Author: Anne Austin
Publisher: Prabhat Prakashan
View: 4685The long, bare room had never been graced by a picture or a curtain. Its only furniture was twenty narrow iron cots. Four girls were scrubbing the warped, wide-planked floor, three of them pitifully young for the hard work, the baby of them being only six, the oldest nine. The fourth, who directed their labors, rising from her knees sometimes to help one of her small crew, was just turned sixteen, but she looked in her short, skimpy dress of faded blue and white checked gingham, not more than twelve or thirteen. "Sal-lee," the six-year-old called out in a coaxing whine, as she sloshed a dirty rag up and down in a pail of soapy water, "play-act for us, won't you, Sal-lee? 'Tend like you're a queen and I'm your little girl. I'd be a princess, wouldn't I, Sal-lee?" The child sat back on her thin little haunches, one small hand plucking at the skimpy skirt of her own faded blue and white gingham, an exact replica, except for size, of the frocks worn by the three other scrubbers. "I'll 'tend like I've got on a white satin dress, Sal-lee-" Sally Ford lifted a strand of fine black hair that had escaped from the tight, thick braid that hung down her narrow back, tucked it behind a well-shaped ear, and smiled fondly upon the tiny pleader. It was a miracle-working smile. Before the miracle, that small, pale face had looked like that of a serious little old woman, the brows knotted, the mouth tight in a frown of concentration.
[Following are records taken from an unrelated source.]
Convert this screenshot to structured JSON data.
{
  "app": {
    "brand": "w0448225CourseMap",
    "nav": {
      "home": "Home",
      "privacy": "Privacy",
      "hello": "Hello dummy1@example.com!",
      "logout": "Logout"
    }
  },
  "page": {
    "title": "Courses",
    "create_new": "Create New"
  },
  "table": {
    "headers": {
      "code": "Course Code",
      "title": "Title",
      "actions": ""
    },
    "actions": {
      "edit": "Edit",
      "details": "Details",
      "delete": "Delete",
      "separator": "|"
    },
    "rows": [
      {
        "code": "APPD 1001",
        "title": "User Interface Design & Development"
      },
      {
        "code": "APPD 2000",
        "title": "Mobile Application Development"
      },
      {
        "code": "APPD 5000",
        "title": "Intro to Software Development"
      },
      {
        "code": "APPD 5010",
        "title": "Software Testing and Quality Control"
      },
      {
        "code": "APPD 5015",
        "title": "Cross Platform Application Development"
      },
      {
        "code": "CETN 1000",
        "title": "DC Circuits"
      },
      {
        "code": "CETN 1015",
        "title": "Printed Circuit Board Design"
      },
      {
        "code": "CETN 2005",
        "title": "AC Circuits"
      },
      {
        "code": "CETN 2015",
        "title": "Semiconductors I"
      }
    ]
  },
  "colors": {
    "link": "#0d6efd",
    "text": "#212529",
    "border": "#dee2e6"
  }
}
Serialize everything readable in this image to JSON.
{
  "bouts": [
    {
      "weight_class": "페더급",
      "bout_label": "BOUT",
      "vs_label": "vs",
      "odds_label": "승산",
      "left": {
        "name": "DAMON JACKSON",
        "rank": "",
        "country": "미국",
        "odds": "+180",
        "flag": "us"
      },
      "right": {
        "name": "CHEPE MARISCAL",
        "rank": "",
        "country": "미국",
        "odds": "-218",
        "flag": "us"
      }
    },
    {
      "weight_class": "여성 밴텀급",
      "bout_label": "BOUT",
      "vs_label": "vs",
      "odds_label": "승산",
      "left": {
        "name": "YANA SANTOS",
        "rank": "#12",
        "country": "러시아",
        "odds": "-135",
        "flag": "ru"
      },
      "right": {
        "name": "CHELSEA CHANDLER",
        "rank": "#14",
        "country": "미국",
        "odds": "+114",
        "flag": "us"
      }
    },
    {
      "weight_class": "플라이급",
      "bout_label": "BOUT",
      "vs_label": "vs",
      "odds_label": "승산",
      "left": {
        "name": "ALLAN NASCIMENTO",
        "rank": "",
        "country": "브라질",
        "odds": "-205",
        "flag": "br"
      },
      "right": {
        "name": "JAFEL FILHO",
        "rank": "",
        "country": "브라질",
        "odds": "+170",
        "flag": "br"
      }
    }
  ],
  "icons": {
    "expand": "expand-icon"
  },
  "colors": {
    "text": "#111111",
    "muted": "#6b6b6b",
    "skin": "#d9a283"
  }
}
But when she smiled she became a pretty girl. Her blue eyes, that had looked almost as faded as her dress, darkened and gleamed like a pair of perfectly matched sapphires. Delicate, wing-like eyebrows, even blacker than her hair, lost their sullenness, assumed a lovely, provocative arch. Her white cheeks gleamed. Her little pale mouth, unpuckered of its frown, bloomed suddenly, like a tea rose opening. Even, pointed, narrow teeth, to fit the narrowness of her delicate, childish jaw, flashed into that smile, completely destroying the picture of a rather sad little old woman which she might have posed for before.